Through her piercing social observation and subtly subversive style, Jane Austen drew from ordinary circumstances to produce extraordinary works of English literature. Known by many as a novelist who focuses on marriage plots and happy endings, Austen's works can more deeply be understood to be a study of the complex class and gender relations which underscored early-nineteenth century English middle-class society.
Born on December 16, 1775 in Steventon, England, Jane Austen was the seventh of eight children of George and Cassandra Leigh Austen. George Austen, born of the gentleman-farmer class, appreciated education and chose to study theology at Oxford. There he met Cassandra Leigh, who would become his wife. Though personally they had much in common, Cassandra's titled relations thought she was of a higher social status than George. Nevertheless, in 1764, they chose to marry and had eight children in quick succession: six boys and two girls.
As rector of the parish in Steventon, George Austen instilled in his children respect for God, manners, and propriety. Yet the burden of so many children meant that money was tight for the Austen family. In debt, they continued to live frugally and George took a second job tutoring pupils out of their home. Education and learning were highly valued in the Austen home and Jane quickly imbibed a love for reading.

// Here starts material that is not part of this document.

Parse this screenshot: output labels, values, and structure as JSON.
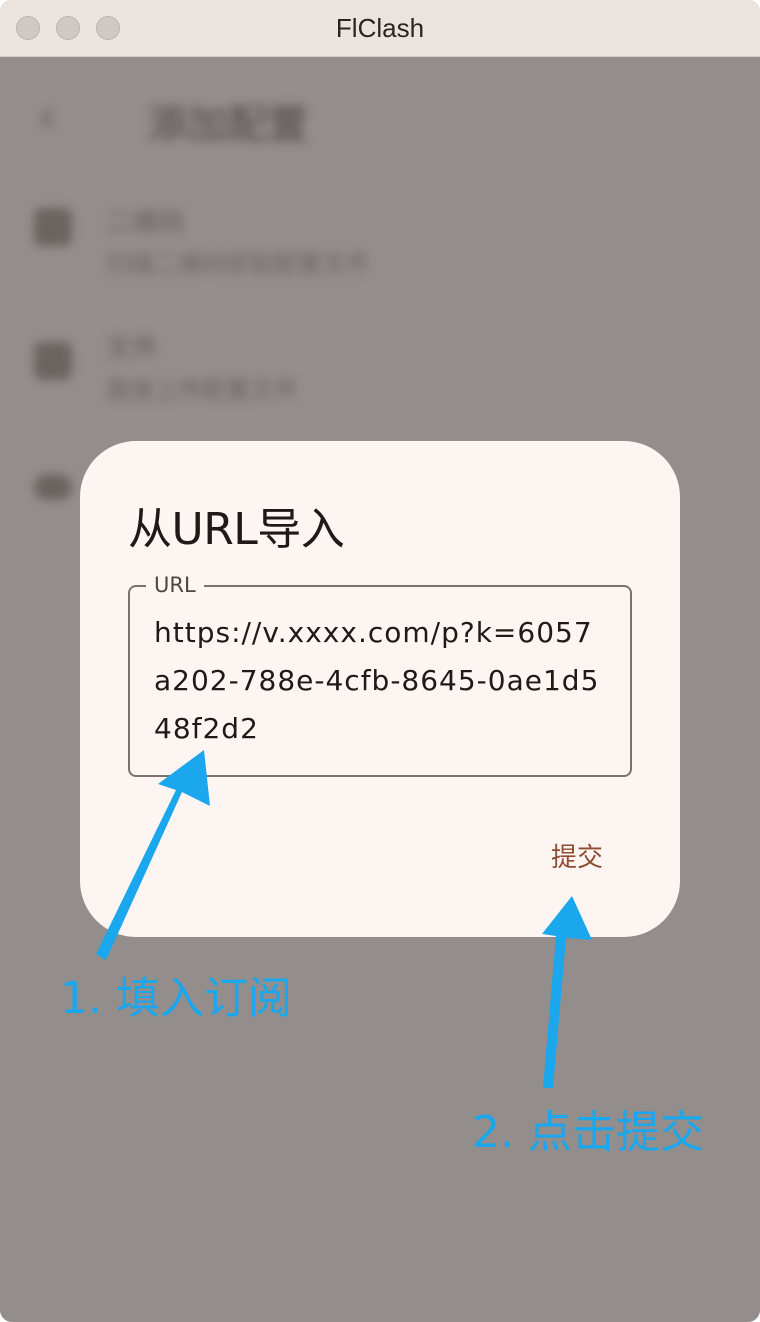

Both Jane and her sister Cassandra were mostly educated at home, though they spent a short period of time at Abbey School. Jane's relationship with her sister was perhaps the strongest connection which existed in her life. Her numerous letters to and from Cassandra provide the basis for much of the knowledge Austen scholars have gleaned about Jane. And this close relationship may have provided the basis for the many novels in which Austen explores the connections among sisters.
Neither Jane nor Cassandra ever married, though they had early offers. Yet this situation was not entirely uncommon for the time. Perhaps due to the added burden of finding a suitable mate within one's social class, between 10–35% of people in Jane Austen's time remained single. Yet Jane's status as a single woman did not upset her. The lack of a husband allowed her the freedom to concentrate on her writing, and the opportunity to be a keen observer of the actions of those around her.

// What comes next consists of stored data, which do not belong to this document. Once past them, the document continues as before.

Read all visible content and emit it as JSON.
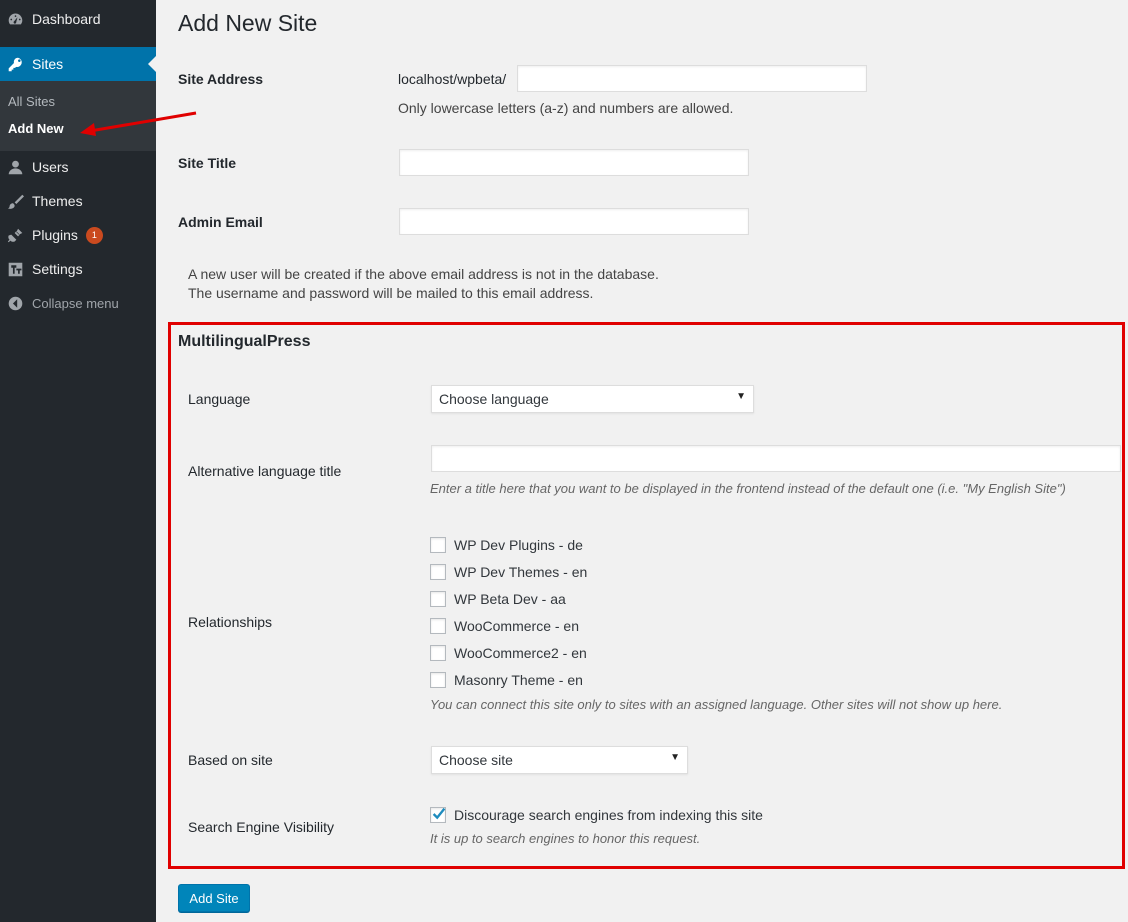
{
  "sidebar": {
    "items": [
      {
        "label": "Dashboard",
        "icon": "dashboard-icon"
      },
      {
        "label": "Sites",
        "icon": "key-icon"
      },
      {
        "label": "Users",
        "icon": "user-icon"
      },
      {
        "label": "Themes",
        "icon": "brush-icon"
      },
      {
        "label": "Plugins",
        "icon": "plugin-icon",
        "badge": "1"
      },
      {
        "label": "Settings",
        "icon": "settings-icon"
      }
    ],
    "submenu": [
      {
        "label": "All Sites"
      },
      {
        "label": "Add New"
      }
    ],
    "collapse_label": "Collapse menu"
  },
  "main": {
    "title": "Add New Site",
    "site_address": {
      "label": "Site Address",
      "prefix": "localhost/wpbeta/",
      "value": "",
      "hint": "Only lowercase letters (a-z) and numbers are allowed."
    },
    "site_title": {
      "label": "Site Title",
      "value": ""
    },
    "admin_email": {
      "label": "Admin Email",
      "value": ""
    },
    "note_line1": "A new user will be created if the above email address is not in the database.",
    "note_line2": "The username and password will be mailed to this email address."
  },
  "mlp": {
    "title": "MultilingualPress",
    "language": {
      "label": "Language",
      "selected": "Choose language"
    },
    "alt_title": {
      "label": "Alternative language title",
      "value": "",
      "hint": "Enter a title here that you want to be displayed in the frontend instead of the default one (i.e. \"My English Site\")"
    },
    "relationships": {
      "label": "Relationships",
      "options": [
        {
          "label": "WP Dev Plugins - de",
          "checked": false
        },
        {
          "label": "WP Dev Themes - en",
          "checked": false
        },
        {
          "label": "WP Beta Dev - aa",
          "checked": false
        },
        {
          "label": "WooCommerce - en",
          "checked": false
        },
        {
          "label": "WooCommerce2 - en",
          "checked": false
        },
        {
          "label": "Masonry Theme - en",
          "checked": false
        }
      ],
      "hint": "You can connect this site only to sites with an assigned language. Other sites will not show up here."
    },
    "based_on": {
      "label": "Based on site",
      "selected": "Choose site"
    },
    "visibility": {
      "label": "Search Engine Visibility",
      "checkbox_label": "Discourage search engines from indexing this site",
      "checked": true,
      "hint": "It is up to search engines to honor this request."
    }
  },
  "submit_label": "Add Site",
  "colors": {
    "sidebar_bg": "#23282d",
    "accent": "#0073aa",
    "annotation": "#e00000",
    "badge": "#ca4a1f"
  }
}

By the age of twenty-five, Austen had already written three novels, though Sense and Sensibility, Austen's first novel to be published, was not released until 1811. In the early nineteenth century, publishing was one of the few ways middle-class women could earn money, and Austen used her modest earnings to supplement her income. Two years later, her second novel, Pride and Prejudice (1813) was published and proved to be extremely popular, ending Austen's anonymity. Her next novel, Mansfield Park (1814), did not sell as well, and Austen followed it in 1816 with Emma, the last novel to be published before her early death. In failing health, Austen wrote her final novel, Persuasion, in under a year. Persuasion and Northanger Abbey were published posthumously in 1818, and together earned little over 500 pounds, a small amount by today's standards, but more money than Austen herself ever saw in her lifetime.
Persuasion represents the maturity of Austen's work, and more than her other novels, evidences Austen's comic yet biting satire of the titled upper classes. Austen's own social position, as the daughter of a parish clergyman, placed her firmly in the respected middle-class, but as an author she was free to step outside her sphere and write about the personal flaws and mistakes of the proud gentry. Such subtle criticism is especially apparent in her descriptions of the ridiculous and vain Sir Walter Elliot, who is forced to leave his family's house because of his lavish and imprudent overspending.
Austen's final novel also stands out for the nationalistic pride expressed by the characters throughout the work. The reverence which Persuasion's female characters hold for the Naval officers reflects the esteem in which the Navy was held in Austen's day. At the height of the British Empire, amidst wars with both France and America, the Navy was admired as the defender of British interests throughout the world. Such Navy heroes in the novel introduce a new, rougher ideal of manliness into Austen's world, for which the feminized Sir Walter serves as the unfortunate foil.